La política es un embudo en el que para unos es lo estrecho y para otros lo ancho. No se trata lo mismo los asuntos feos de los que mandan, que de los que están enfrente. Es así de cierto.
El título me ha venido a la memoria porque todo esto y aquello ocurre en función de quién está detrás de la puerta. Se la abres, se sienta, le das confianza y cuando te has dado cuenta te ha quitado el mando. Y seguramente los lectores se preguntaran por qué quieres tenerlo a tu lado, y la respuesta es obvia, porque tiene el poder. Tu detentas el poder, ellos, los que esperan al otro lado de la puerta lo ejercen y lo poseen. Es el poder del dinero, que quiere ir pegado al poder político e incluso fagocitarlo. Eso degrada la democracia, el sistema y la fe en que la política sirve para cambiar las cosas.

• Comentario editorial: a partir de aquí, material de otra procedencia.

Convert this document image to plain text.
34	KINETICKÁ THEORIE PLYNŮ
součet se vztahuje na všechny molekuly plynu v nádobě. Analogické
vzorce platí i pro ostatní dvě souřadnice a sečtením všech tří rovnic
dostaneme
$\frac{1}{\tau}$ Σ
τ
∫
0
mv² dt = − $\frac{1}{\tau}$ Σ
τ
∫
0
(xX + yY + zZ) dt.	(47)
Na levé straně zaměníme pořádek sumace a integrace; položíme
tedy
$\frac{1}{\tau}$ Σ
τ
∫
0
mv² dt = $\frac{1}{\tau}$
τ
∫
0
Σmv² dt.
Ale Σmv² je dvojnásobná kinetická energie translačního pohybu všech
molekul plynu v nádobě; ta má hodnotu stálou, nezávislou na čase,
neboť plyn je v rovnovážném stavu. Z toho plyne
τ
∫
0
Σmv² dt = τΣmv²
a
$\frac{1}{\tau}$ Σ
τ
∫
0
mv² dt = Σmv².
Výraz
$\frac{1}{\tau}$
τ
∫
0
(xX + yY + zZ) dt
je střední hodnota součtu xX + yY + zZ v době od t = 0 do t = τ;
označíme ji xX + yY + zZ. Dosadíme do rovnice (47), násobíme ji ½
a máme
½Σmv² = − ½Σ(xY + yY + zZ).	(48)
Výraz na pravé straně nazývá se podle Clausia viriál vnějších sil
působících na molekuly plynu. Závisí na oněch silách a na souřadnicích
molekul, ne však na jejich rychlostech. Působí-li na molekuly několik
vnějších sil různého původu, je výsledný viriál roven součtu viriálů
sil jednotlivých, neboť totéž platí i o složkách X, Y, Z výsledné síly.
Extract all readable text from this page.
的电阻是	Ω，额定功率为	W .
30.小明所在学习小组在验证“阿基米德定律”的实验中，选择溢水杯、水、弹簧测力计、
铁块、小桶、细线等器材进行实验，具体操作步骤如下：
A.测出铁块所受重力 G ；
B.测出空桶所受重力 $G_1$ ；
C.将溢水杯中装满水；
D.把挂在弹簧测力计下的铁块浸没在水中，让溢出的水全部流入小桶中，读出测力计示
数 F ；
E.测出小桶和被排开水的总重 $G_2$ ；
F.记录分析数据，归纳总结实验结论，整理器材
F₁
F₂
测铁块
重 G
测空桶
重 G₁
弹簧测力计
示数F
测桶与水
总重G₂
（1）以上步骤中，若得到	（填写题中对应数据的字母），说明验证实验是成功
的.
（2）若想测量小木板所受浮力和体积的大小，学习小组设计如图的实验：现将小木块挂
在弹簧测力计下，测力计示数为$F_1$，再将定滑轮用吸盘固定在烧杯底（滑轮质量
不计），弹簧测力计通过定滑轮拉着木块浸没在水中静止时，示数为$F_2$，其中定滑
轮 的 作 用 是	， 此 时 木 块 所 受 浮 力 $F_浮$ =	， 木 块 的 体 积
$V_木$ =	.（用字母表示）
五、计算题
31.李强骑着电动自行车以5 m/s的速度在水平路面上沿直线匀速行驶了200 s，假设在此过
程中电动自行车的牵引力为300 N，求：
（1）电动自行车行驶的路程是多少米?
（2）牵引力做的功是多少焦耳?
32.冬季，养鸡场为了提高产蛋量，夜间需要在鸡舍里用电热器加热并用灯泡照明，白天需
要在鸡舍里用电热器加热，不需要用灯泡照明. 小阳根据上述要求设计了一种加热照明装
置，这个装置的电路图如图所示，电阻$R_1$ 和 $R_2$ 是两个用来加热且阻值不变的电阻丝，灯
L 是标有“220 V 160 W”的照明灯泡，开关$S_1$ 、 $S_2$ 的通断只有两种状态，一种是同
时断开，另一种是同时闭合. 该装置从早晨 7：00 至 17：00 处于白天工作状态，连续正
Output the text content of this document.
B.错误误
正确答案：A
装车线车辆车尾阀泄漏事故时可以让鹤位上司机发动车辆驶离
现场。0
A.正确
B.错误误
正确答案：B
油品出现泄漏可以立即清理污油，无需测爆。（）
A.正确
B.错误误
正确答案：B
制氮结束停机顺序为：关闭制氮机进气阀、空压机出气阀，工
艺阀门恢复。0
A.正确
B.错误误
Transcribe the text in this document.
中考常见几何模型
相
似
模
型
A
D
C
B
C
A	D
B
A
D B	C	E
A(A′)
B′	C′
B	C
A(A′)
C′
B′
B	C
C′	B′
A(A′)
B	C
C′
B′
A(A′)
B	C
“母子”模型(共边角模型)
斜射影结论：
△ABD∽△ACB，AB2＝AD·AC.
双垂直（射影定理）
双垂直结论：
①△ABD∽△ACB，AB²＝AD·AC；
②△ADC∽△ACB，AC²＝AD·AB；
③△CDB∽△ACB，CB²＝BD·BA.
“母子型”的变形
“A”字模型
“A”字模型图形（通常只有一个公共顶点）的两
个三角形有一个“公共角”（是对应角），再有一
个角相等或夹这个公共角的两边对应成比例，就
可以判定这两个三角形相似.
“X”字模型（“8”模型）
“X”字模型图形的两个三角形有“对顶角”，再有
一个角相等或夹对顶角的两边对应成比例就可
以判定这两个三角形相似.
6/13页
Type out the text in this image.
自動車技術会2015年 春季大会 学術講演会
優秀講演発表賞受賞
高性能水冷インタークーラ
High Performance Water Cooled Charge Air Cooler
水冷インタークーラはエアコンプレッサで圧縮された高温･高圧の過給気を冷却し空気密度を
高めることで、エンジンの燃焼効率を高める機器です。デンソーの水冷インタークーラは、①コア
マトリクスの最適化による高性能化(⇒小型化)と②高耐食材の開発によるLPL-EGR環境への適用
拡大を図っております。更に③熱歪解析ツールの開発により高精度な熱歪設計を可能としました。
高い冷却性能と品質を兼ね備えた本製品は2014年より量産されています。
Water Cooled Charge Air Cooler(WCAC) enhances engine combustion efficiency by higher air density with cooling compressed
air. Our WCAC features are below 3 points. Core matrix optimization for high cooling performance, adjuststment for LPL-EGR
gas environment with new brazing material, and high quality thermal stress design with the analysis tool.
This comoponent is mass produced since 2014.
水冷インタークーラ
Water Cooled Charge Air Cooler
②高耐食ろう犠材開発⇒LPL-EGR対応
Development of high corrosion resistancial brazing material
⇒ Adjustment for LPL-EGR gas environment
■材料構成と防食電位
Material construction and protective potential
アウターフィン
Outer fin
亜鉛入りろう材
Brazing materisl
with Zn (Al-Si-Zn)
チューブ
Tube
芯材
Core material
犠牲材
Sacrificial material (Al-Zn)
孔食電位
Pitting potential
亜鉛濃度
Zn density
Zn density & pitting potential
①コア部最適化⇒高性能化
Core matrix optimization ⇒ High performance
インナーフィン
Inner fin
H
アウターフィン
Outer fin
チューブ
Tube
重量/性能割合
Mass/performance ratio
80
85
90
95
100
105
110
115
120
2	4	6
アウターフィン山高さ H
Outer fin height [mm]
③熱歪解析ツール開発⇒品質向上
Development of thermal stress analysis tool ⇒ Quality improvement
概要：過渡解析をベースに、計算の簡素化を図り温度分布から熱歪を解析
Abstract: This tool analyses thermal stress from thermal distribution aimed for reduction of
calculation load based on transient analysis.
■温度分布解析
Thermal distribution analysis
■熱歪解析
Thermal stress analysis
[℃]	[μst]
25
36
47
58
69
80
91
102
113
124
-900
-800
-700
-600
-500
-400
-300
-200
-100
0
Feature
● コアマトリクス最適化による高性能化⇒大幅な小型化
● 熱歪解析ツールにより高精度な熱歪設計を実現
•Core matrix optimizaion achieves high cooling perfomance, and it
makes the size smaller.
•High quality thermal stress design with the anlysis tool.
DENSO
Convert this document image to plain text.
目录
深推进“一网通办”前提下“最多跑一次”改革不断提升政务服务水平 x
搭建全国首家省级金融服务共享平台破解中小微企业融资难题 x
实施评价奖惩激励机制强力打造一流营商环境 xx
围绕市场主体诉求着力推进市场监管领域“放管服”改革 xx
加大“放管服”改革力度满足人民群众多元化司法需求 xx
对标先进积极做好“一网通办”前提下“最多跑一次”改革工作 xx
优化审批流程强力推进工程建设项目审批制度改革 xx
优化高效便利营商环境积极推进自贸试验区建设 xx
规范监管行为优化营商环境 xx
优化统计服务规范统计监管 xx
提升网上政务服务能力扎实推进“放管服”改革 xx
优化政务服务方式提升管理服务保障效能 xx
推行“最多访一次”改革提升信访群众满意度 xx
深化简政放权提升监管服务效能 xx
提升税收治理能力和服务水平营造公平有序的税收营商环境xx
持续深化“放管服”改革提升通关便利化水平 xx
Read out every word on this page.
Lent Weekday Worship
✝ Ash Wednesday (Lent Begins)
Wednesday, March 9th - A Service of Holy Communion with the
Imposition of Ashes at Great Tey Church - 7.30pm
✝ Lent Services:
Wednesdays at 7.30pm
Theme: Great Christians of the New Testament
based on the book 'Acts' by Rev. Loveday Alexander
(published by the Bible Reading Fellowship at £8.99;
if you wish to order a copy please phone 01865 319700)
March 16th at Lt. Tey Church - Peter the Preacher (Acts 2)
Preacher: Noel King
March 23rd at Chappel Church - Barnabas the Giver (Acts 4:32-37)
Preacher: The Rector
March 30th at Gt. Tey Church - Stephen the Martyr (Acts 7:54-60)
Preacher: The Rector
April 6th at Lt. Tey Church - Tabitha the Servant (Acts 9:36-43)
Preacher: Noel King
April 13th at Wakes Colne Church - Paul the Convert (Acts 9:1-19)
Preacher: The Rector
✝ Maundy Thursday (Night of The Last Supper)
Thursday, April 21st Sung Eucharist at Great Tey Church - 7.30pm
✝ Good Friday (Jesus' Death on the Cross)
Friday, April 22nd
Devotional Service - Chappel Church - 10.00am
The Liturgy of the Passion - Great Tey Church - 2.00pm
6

Poder político y económico tienen que entenderse, relacionarse, colaborar, cooperar si se quiere, pero hay una línea roja que ninguno deben de sobrepasar. Se ha sobrepasado en muchas ocasiones y el resultado es el escándalo, los excesos, la corrupción y toda la caca vivida en esta democracia. Siempre hay una disculpa para justificar que son cuatro sinvergüenzas, pero la historia se repite una y otra vez. Mientras unos hacen política honradamente, otros urden redes y tramas de las que nunca llegamos a saber toda la verdad. Da igual donde se ubiquen políticamente, son iguales. Da igual la altura intelectual de quien les disculpa, tapa o justifica. El problema es que han llegado ahí. Ese es el dilema, quién les ha llevado ahí. ¿Quién les ha apadrinado?
Un poder quiere controlar al otro y no complementarlo sino subyugarlo, ponerlo de rodillas y que trabaje para él. Esas tensiones deben desaparecer, y los consejos de determinados personajes, y las extrañas relaciones, no pueden contaminar las listas electorales. Para eso quizás habría que cambiar la forma de financiar muchas cosas es verdad, pero ganaría el sistema. La política tiene el poder que le otorgan los ciudadanos en las urnas pero le faltan recursos para ser independiente.
Hay que dar ejemplo y más si cabe en esta crisis social y económica que vivimos. El comportamiento de quienes son más visibles, de quienes están al servicio del interés general debe de ser y parecer intachable. Eso es la política, estar al servicio del interés general. Es muy sencillo. Cuando te vayas te llamaran como poco tonto, pero seguro que duermes y vives mucho mas tranquilo.